Ini adalah proyek pertama John Clarke setelah bergabung dengan ZOPI, tetapi baginya, medan perang sungguhan, lengkap dengan senjata dan bom, jauh lebih mudah daripada ini. Senapannya adalah sebuah pena, pasukannya adalah stasiun kerjanya, dan dukungan udaranya adalah tim akuntan forensik. Dia membencinya. Namun, meskipun dia bisa menyelesaikan pekerjaan itu dengan bantuan akuntan yang ditugaskan ZOPI, dia tidak tahan dengan apa yang terjadi setelah dia berhasil menyelesaikan proyek tersebut.
Meskipun para akuntan dan anggota dewan direksi grup ZOPI semuanya memujinya, John tidak dapat menerima kenyataan bahwa ia telah menyelamatkan miliaran dolar untuk perusahaan dengan imbalan yang sangat kecil dan menghina, hanya beberapa ribu dolar. Ia telah menggunakan cara ilegal dan legal untuk menyelesaikan proyek tersebut, dan ia sangat menyesal menjadi penyelidik sipil untuk Wall Street ketika perusahaan militer swasta mencoba merekrutnya.

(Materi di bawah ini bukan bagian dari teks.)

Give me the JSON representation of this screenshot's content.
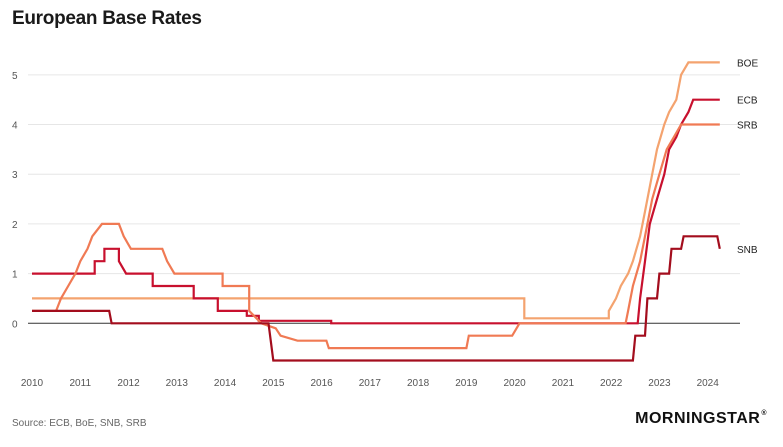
{
  "title": "European Base Rates",
  "source": "Source: ECB, BoE, SNB, SRB",
  "logo": "MORNINGSTAR",
  "logo_mark": "®",
  "chart_data": {
    "type": "line",
    "title": "European Base Rates",
    "xlabel": "",
    "ylabel": "",
    "xlim": [
      2010,
      2024.4
    ],
    "ylim": [
      -0.9,
      5.5
    ],
    "xticks": [
      "2010",
      "2011",
      "2012",
      "2013",
      "2014",
      "2015",
      "2016",
      "2017",
      "2018",
      "2019",
      "2020",
      "2021",
      "2022",
      "2023",
      "2024"
    ],
    "yticks": [
      "5",
      "4",
      "3",
      "2",
      "1",
      "0"
    ],
    "grid": true,
    "legend": "labels at line ends (right)",
    "series": [
      {
        "name": "BOE",
        "color": "#f4a36f",
        "points": [
          [
            2010,
            0.5
          ],
          [
            2020.2,
            0.5
          ],
          [
            2020.2,
            0.1
          ],
          [
            2021.95,
            0.1
          ],
          [
            2021.95,
            0.25
          ],
          [
            2022.1,
            0.5
          ],
          [
            2022.2,
            0.75
          ],
          [
            2022.35,
            1.0
          ],
          [
            2022.45,
            1.25
          ],
          [
            2022.6,
            1.75
          ],
          [
            2022.7,
            2.25
          ],
          [
            2022.85,
            3.0
          ],
          [
            2022.95,
            3.5
          ],
          [
            2023.1,
            4.0
          ],
          [
            2023.2,
            4.25
          ],
          [
            2023.35,
            4.5
          ],
          [
            2023.45,
            5.0
          ],
          [
            2023.6,
            5.25
          ],
          [
            2024.25,
            5.25
          ]
        ]
      },
      {
        "name": "ECB",
        "color": "#c8102e",
        "points": [
          [
            2010,
            1.0
          ],
          [
            2011.3,
            1.0
          ],
          [
            2011.3,
            1.25
          ],
          [
            2011.5,
            1.25
          ],
          [
            2011.5,
            1.5
          ],
          [
            2011.8,
            1.5
          ],
          [
            2011.8,
            1.25
          ],
          [
            2011.95,
            1.0
          ],
          [
            2012.5,
            1.0
          ],
          [
            2012.5,
            0.75
          ],
          [
            2013.35,
            0.75
          ],
          [
            2013.35,
            0.5
          ],
          [
            2013.85,
            0.5
          ],
          [
            2013.85,
            0.25
          ],
          [
            2014.45,
            0.25
          ],
          [
            2014.45,
            0.15
          ],
          [
            2014.7,
            0.15
          ],
          [
            2014.7,
            0.05
          ],
          [
            2016.2,
            0.05
          ],
          [
            2016.2,
            0.0
          ],
          [
            2022.55,
            0.0
          ],
          [
            2022.6,
            0.5
          ],
          [
            2022.7,
            1.25
          ],
          [
            2022.8,
            2.0
          ],
          [
            2022.95,
            2.5
          ],
          [
            2023.1,
            3.0
          ],
          [
            2023.2,
            3.5
          ],
          [
            2023.35,
            3.75
          ],
          [
            2023.45,
            4.0
          ],
          [
            2023.6,
            4.25
          ],
          [
            2023.7,
            4.5
          ],
          [
            2024.25,
            4.5
          ]
        ]
      },
      {
        "name": "SRB",
        "color": "#f07a54",
        "points": [
          [
            2010,
            0.25
          ],
          [
            2010.5,
            0.25
          ],
          [
            2010.6,
            0.5
          ],
          [
            2010.75,
            0.75
          ],
          [
            2010.9,
            1.0
          ],
          [
            2011.0,
            1.25
          ],
          [
            2011.15,
            1.5
          ],
          [
            2011.25,
            1.75
          ],
          [
            2011.45,
            2.0
          ],
          [
            2011.8,
            2.0
          ],
          [
            2011.9,
            1.75
          ],
          [
            2012.05,
            1.5
          ],
          [
            2012.7,
            1.5
          ],
          [
            2012.8,
            1.25
          ],
          [
            2012.95,
            1.0
          ],
          [
            2013.95,
            1.0
          ],
          [
            2013.95,
            0.75
          ],
          [
            2014.5,
            0.75
          ],
          [
            2014.5,
            0.25
          ],
          [
            2014.75,
            0.0
          ],
          [
            2015.05,
            -0.1
          ],
          [
            2015.15,
            -0.25
          ],
          [
            2015.5,
            -0.35
          ],
          [
            2016.1,
            -0.35
          ],
          [
            2016.15,
            -0.5
          ],
          [
            2019.0,
            -0.5
          ],
          [
            2019.05,
            -0.25
          ],
          [
            2019.95,
            -0.25
          ],
          [
            2020.1,
            0.0
          ],
          [
            2022.3,
            0.0
          ],
          [
            2022.35,
            0.25
          ],
          [
            2022.45,
            0.75
          ],
          [
            2022.6,
            1.25
          ],
          [
            2022.7,
            1.75
          ],
          [
            2022.85,
            2.5
          ],
          [
            2023.0,
            3.0
          ],
          [
            2023.15,
            3.5
          ],
          [
            2023.3,
            3.75
          ],
          [
            2023.45,
            4.0
          ],
          [
            2024.25,
            4.0
          ]
        ]
      },
      {
        "name": "SNB",
        "color": "#a30d1d",
        "points": [
          [
            2010,
            0.25
          ],
          [
            2011.6,
            0.25
          ],
          [
            2011.65,
            0.0
          ],
          [
            2014.9,
            0.0
          ],
          [
            2015.0,
            -0.75
          ],
          [
            2022.45,
            -0.75
          ],
          [
            2022.5,
            -0.25
          ],
          [
            2022.7,
            -0.25
          ],
          [
            2022.75,
            0.5
          ],
          [
            2022.95,
            0.5
          ],
          [
            2023.0,
            1.0
          ],
          [
            2023.2,
            1.0
          ],
          [
            2023.25,
            1.5
          ],
          [
            2023.45,
            1.5
          ],
          [
            2023.5,
            1.75
          ],
          [
            2024.2,
            1.75
          ],
          [
            2024.25,
            1.5
          ]
        ]
      }
    ]
  }
}
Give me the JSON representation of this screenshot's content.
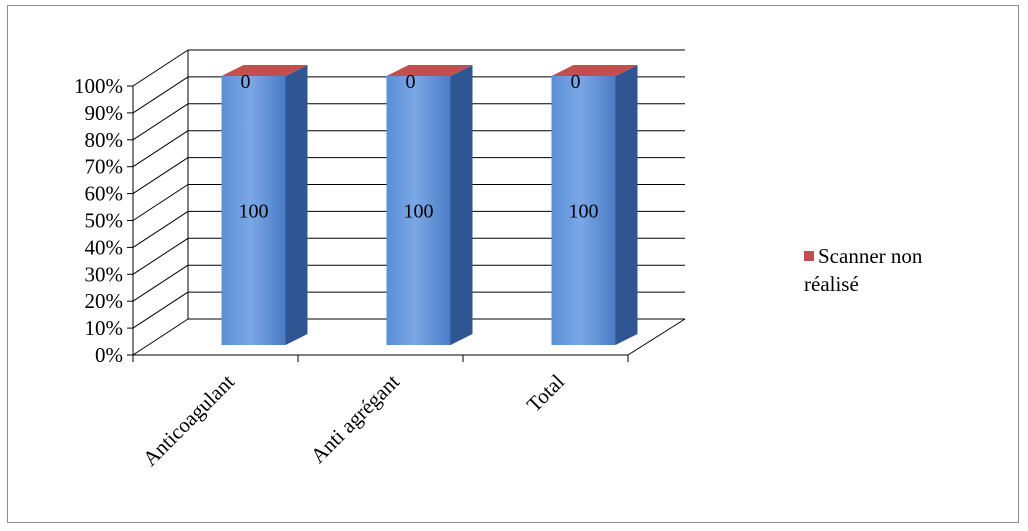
{
  "chart_data": {
    "type": "bar",
    "stacked": "100%",
    "three_d": true,
    "categories": [
      "Anticoagulant",
      "Anti agrégant",
      "Total"
    ],
    "series": [
      {
        "name": "",
        "values": [
          100,
          100,
          100
        ],
        "data_labels": [
          "100",
          "100",
          "100"
        ],
        "color": "#4f81bd"
      },
      {
        "name": "Scanner non réalisé",
        "values": [
          0,
          0,
          0
        ],
        "data_labels": [
          "0",
          "0",
          "0"
        ],
        "color": "#c0504d"
      }
    ],
    "y_ticks": [
      "0%",
      "10%",
      "20%",
      "30%",
      "40%",
      "50%",
      "60%",
      "70%",
      "80%",
      "90%",
      "100%"
    ],
    "ylim": [
      0,
      100
    ],
    "grid": true,
    "legend_position": "right",
    "legend_entries": [
      {
        "label_line1": "Scanner non",
        "label_line2": "réalisé",
        "color": "#c0504d"
      }
    ]
  }
}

Selama dua tahun terakhir, ia mencari kesempatan untuk berbisnis sendiri atau menyerah dan bergabung dengan sektor militer swasta jika keadaan tidak membaik. Namun, ia tetap bertahan di Wall Street karena miliaran dolar yang datang dari permintaan-permintaan di sana. Meskipun uang itu milik klien, John Clarke sering bermimpi bahwa suatu hari nanti ia akan mampu memiliki kekayaan sebesar itu.
Keadaan memang sudah seperti itu ketika ia pertama kali bertemu Ethan, yang tampak muda seperti kebanyakan orang Asia. Ethan memperkenalkan dirinya sebagai seseorang yang berasal dari Kepulauan Cayman. Ia tampak gagah, seolah-olah telah berpengalaman di Wall Street dan medan perang. Itulah mengapa John awalnya mengira Ethan sama seperti dirinya dan iri pada Ethan karena bekerja di bawah seorang miliarder sejati. Terlebih lagi, perusahaan Ethan menggunakan miliaran dolar untuk mencari seseorang, yang memperkaya ZOPI dan perusahaan-perusahaan yang dikontrak ZOPI untuk memperluas pencarian tersebut.
John tidak percaya bahwa Ethan sedang mencari wali amanat, tetapi itu tidak penting selama itu berfungsi sebagai alasan. Bagaimanapun, uang tetaplah uang, dan ZOPI mendukung John sebisa mungkin. Segalanya tampak membaik bagi Back Alleys of Wall Street, dan John Clarke terkejut bahwa satu orang telah mengubah segalanya. (EN: Bab 40. Back Alleys of Wall Street merujuk pada firma “semi” legal yang menangani rekening suaka pajak lepas pantai dan penyelidik swasta.)
Itulah mengapa John melakukan segalanya sebaik mungkin, agar dia bisa menunjukkan kemampuannya kepada bos Ethan. Orang kaya membutuhkan orang seperti dia. Seorang penyelidik yang baik seperti John akan dengan senang hati meninggalkan pekerjaannya untuk menjadi karyawan seorang miliarder. Meskipun dia akan diperlakukan seperti anjing, uang lebih baik daripada harga diri.
Namun, keberuntungan akhirnya datang kepadanya ketika dia bertemu Ethan lagi, dan ketika John memutuskan untuk mengambil kesempatan.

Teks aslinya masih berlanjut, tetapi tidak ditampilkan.